En matière de qualification de la clause d’annulation, la cour d’appel de Lyon a illustré, dans un litige événementiel lié à un report sanitaire, qu’une clause obscure ou contradictoire devait s’interpréter en faveur du consommateur (Cour d’appel de Lyon, 8e chambre, 2 avril 2025, n° 22/02581). Ce principe d’interprétation s’ajoute aux fondements substantiels (clauses abusives, modération de clause pénale) et constitue souvent un levier décisif lorsque les conditions générales du prestataire mélangent imparfaitement « arrhes », « acompte », « indemnité » et « pénalité ».

À l’inverse, la qualification d’« indemnité d’immobilisation » avec renonciation expresse aux arrhes peut, dans certaines configurations contractuelles, faire échec à la modération judiciaire en B2C — la cour d’appel d’Amiens a retenu cette qualification dans une promesse unilatérale de vente, traitant la somme comme un « prix forfaitaire de l’indisponibilité du bien » non soumis au régime des arrhes (Cour d’appel d’Amiens, 1re chambre civile, 22 octobre 2020, n° 17/03150). L’analyse fine de la rédaction du contrat est indispensable avant d’arrêter la stratégie. Le contraste avec le B2B est encore plus net : la cour d’appel de Rouen a validé une clause de dédit professionnelle de 80 % du prix comme clause non modérable, en s’appuyant sur la capacité du client professionnel à mesurer les conséquences de son engagement (Cour d’appel de Rouen, chambre civile et commerciale, 3 mars 2022, n° 20/02032). Dans les contrats événementiels conclus par une entreprise (séminaire, lancement, congrès), le terrain est moins favorable et la stratégie doit s’adapter.

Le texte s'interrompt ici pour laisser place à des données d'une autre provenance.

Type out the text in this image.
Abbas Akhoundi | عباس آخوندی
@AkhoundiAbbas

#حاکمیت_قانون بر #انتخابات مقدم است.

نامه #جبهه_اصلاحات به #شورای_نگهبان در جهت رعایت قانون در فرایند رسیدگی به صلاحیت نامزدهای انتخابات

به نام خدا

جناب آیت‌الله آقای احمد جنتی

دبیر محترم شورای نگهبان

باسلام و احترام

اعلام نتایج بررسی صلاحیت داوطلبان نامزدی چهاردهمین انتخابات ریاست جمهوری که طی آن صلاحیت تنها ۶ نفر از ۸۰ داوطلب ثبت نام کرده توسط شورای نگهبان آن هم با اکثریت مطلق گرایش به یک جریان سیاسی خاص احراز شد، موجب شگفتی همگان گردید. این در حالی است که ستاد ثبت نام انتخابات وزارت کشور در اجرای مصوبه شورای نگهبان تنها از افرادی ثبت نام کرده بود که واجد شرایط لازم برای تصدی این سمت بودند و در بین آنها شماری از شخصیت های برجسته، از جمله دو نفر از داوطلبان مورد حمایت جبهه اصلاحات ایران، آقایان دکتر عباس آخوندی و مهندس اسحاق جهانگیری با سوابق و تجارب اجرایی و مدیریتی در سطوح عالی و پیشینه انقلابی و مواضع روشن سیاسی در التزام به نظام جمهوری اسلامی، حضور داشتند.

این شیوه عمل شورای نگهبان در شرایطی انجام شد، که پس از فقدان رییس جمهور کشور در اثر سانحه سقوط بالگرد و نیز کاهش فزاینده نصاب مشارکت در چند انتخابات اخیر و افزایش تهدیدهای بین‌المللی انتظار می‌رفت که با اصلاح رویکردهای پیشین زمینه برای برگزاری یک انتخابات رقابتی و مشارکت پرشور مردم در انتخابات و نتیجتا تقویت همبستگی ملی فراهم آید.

Les leviers pratiques au-delà de la mise en demeure

Plusieurs leviers prolongent ou doublent la mise en demeure d’avocat.

Le premier est le double mécanisme d’intérêts. À défaut de remboursement dans le délai imparti par la mise en demeure (généralement quinze à trente jours), les intérêts moratoires au taux légal courent de plein droit à compter de la mise en demeure (article 1231-6 du Code civil). L’article L. 214-2 du Code de la consommation fait courir séparément des intérêts au taux légal à partir du quatre-vingt-onzième jour suivant le versement initial, indépendamment de toute mise en demeure :

« Lorsque le contrat porte sur une prestation de services, les sommes versées d’avance portent intérêt au taux légal à l’expiration d’un délai de trois mois à compter du versement jusqu’à l’exécution de la prestation, sans préjudice de l’obligation d’exécuter la prestation. Les intérêts sont déduits du solde à verser au moment de la livraison du bien mobilier ou de l’exécution de la prestation de services. »

L’addition des deux mécanismes change l’arbitrage économique du prestataire qui temporise.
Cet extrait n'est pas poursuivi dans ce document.